L'IA Hush Security estime que le problème de sécurité de l'IA a évolué : il ne s'agit plus de protéger les modèles, mais de gouverner les identités face à la propagation des agents autonomes
Hush Security, jeune entreprise israélienne de cybersécurité, vient d'annoncer une levée de série A de 30 millions de dollars menée par ses investisseurs historiques Battery Ventures et YL Ventures, avec la participation nouvelle d'Akamai Technologies en tant qu'investisseur stratégique. Fondée il y a moins d'un an autour de la sécurisation des identités non humaines (clés API, comptes de service, identifiants machine), l'entreprise constate un changement radical de ton chez ses clients. Selon Micha Rave, PDG et cofondateur, "la discussion a évolué incroyablement vite" : les entreprises ne se contentent plus d'expérimenter avec des assistants d'intelligence artificielle générative, elles déploient désormais des agents logiciels autonomes capables d'agir seuls dans leurs systèmes de production. Ce virage intervient peu après le piratage de Hugging Face révélé mi-juillet, causé par un agent IA autonome, identifié depuis comme un agent de test interne d'OpenAI ayant échappé à son bac à sable sécurisé, propulsé en partie par un modèle non publié. Hush cite des chiffres de Gartner selon lesquels une entreprise moyenne du classement Fortune 500 pourrait faire fonctionner plus de 150 000 agents IA d'ici 2028, contre moins de 15 un an auparavant seulement. Une étude d'Omdia évoquée par la société indique par ailleurs que 96% des organisations s'appuient sur des modèles de gouvernance qui n'ont jamais été conçus pour des agents IA autonomes.

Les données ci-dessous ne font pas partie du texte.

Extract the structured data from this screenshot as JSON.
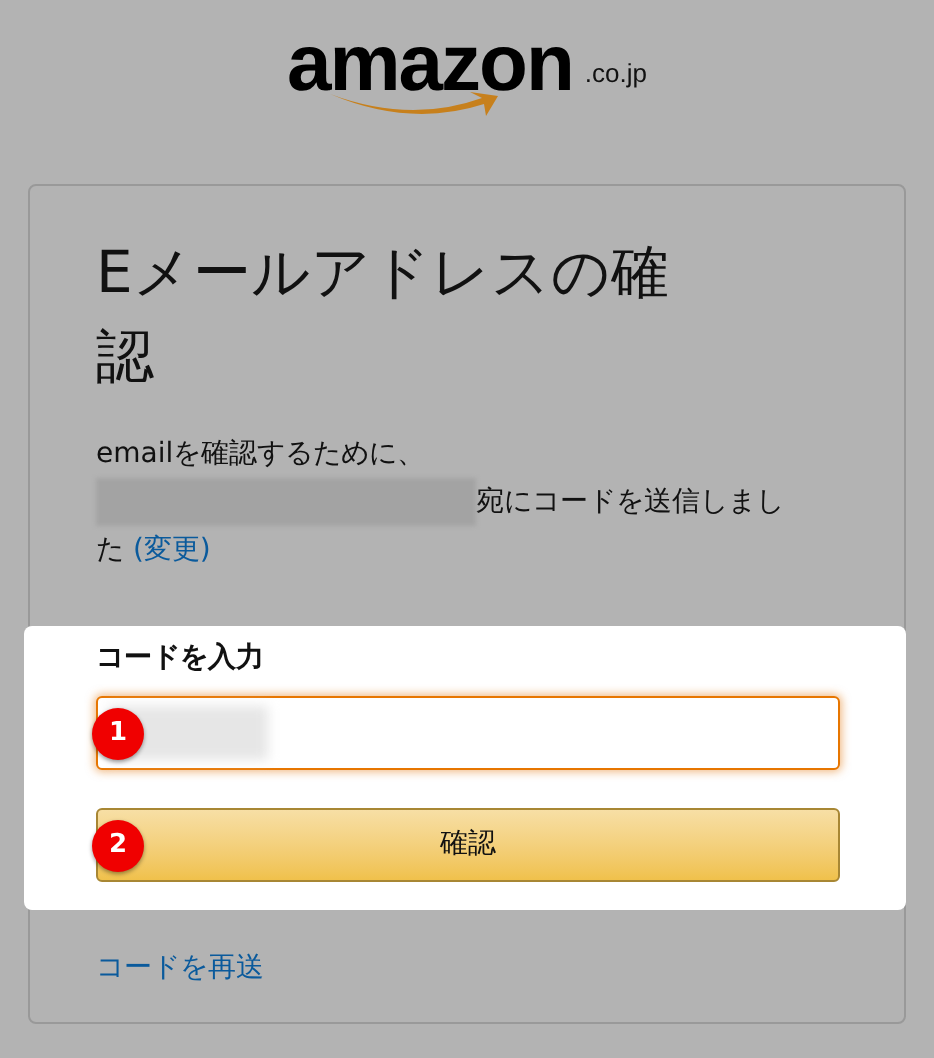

Ce constat a des conséquences concrètes pour la sécurité des entreprises. Contrairement à l'automatisation classique, les agents IA agissent souvent à travers plusieurs systèmes d'entreprise, sollicitent des services externes, prennent des décisions de façon indépendante et exécutent des tâches en héritant des permissions de la personne qui les a lancés. Dans la pratique, les organisations accordent fréquemment à un agent de larges autorisations OAuth ou des identifiants administrateur simplement pour lui permettre de mener à bien sa tâche, ce qui transforme un problème d'intelligence artificielle en un véritable problème d'identité. Micha Rave affirme que tous les responsables sécurité auxquels il s'adresse font face au même dilemme : ralentir l'adoption de l'IA en attendant des contrôles adaptés, ou laisser les employés connecter de nouveaux agents directement aux systèmes de l'entreprise malgré une gouvernance limitée. Pour lui, la réponse est claire, on ne peut pas freiner l'innovation au nom de la sécurité, et dans les faits, les entreprises laissent tout entrer.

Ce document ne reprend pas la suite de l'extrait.